SPRINGFIELD – First-time unemployment claims skyrocketed again in Illinois and throughout the nation in the last week of March as businesses closed their doors or scaled back operations in the face of the COVID-19 pandemic.
The U.S. Department of Labor announced April 2 that 6.6 million Americans filed first-time unemployment claims during the week that ended March 28, including 178,133 workers in Illinois, a 1,539-percent increase over the number of new claims filed the week ending March 14, when the coronavirus-related spike in unemployment first started to appear.
That brings the total for the past two weeks to just fewer than 10 million nationally, and 292,247 for the state of Illinois – numbers that are unprecedented in the history of the unemployment insurance program.
According to the Labor Department, nearly every state that provided comments on their numbers cited the COVID-19 outbreak for the increase. Industries hardest hit included the service sector, most notably accommodation and food services, as well as health care, social services, manufacturing, retail and wholesale trade and construction.

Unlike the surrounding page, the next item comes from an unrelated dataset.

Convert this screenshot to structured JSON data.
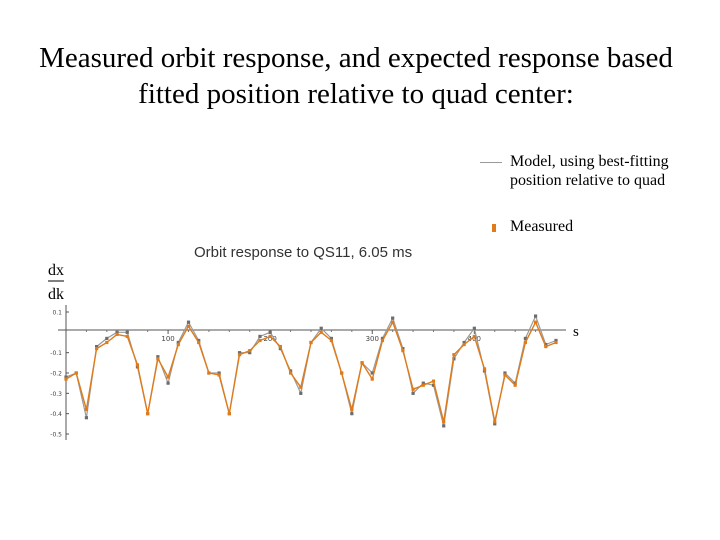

The Washington-based Economic Policy Institute reported Thursday, April 2 that every state in the nation saw huge increases in first-time jobless claims during the week. Michigan saw the largest increase with 311,000 new initial claims, a 5,728 percent increase over the number of initial claims filed in the week ending March 14. Neighboring Indiana saw a 5,533 percent increase over that period, with 146,243 new claims last week.
Under new federal law, most unemployed workers are now eligible for enhanced federal benefits, above and beyond what state unemployment insurance programs provide. In addition, employers with fewer than 500 employees are now required to provide their workers with paid sick leave and paid family and medical leave if the employee is out due to certain reasons related to COVID-19.
Gov. J.B. Pritzker said during his daily briefing on April 1 that the nationwide surge in jobless claims indicates the federal government will need to enact another emergency recovery package, in addition to the $2.2 trillion package Congress passed last week.
“We’re going to have to see another relief package because not only is there an unemployment problem, which hopefully it will only be four months or so long, but there’s also a challenge to all of our city budgets and state budgets, and it goes beyond what was provided in the federal stimulus that was passed just recently,” Pritzker said.
The Pew Charitable Trust released a report April 2 that said all state governments are likely to struggle financially during the crisis because the rising unemployment rate and the precipitous decline in commercial activity will cut deeply into their personal income and sales tax revenues.
“These declines are likely to play out over the course of months because there’s always a lag between changes in a state economy and changes in revenue,” the report stated.
The surge in jobless claims recently prompted the Pritzker administration to impose a moratorium on all residential evictions and utility shutoffs during the current state of disaster. But the deluge of new applications also has strained the capacity of the Illinois Department of Employment Security to handle the volume.
“This administration is fully committed to the health and safety of our workforce and ensuring our workers can provide for their families in this challenging time,” Deputy Gov. Dan Hynes said in a statement. “As we navigate this period of economic uncertainty, we will continue to champion policies that will lift up every Illinoisan while making investments that will help to strengthen our economy.”
Pritzker responded Thursday, April 2 to reports that many have had difficulty logging in to the website used to file unemployment claims and experienced long waits when trying to reach the unemployment claims call center.
“This is the biggest onslaught of unemployment claims I think ever, at least in my lifetime, and even more so than the Great Recession of 2008-2009,” the governor said during his daily media briefing in Chicago.
“But believe me, we’re trying very hard both to answer every call, which is hard to do because we have a system where there just aren’t enough people,” he added. “We’ve asked many of our staff to go stay home, as many businesses are, but we also have nonessential staff there to help augment whoever is there.”
IDES recently implemented an alphabet-based schedule for people to file online claims and for contacting the call center.
People whose last names begin with A through M are asked to file online claims on Sundays, Tuesdays or Thursdays. They can contact the call center on Tuesdays and Thursdays, 7:30 a.m. to 6 p.m.
People with last names starting with N through Z are asked to file claims online claims on Mondays, Wednesdays and Fridays. They can contact the call center on Mondays and Wednesdays, 7:30 a.m. through 6 p.m.
The call center is reserving Fridays from 7:30 a.m. to 6 p.m. for people who are unable to file claims during their allotted time.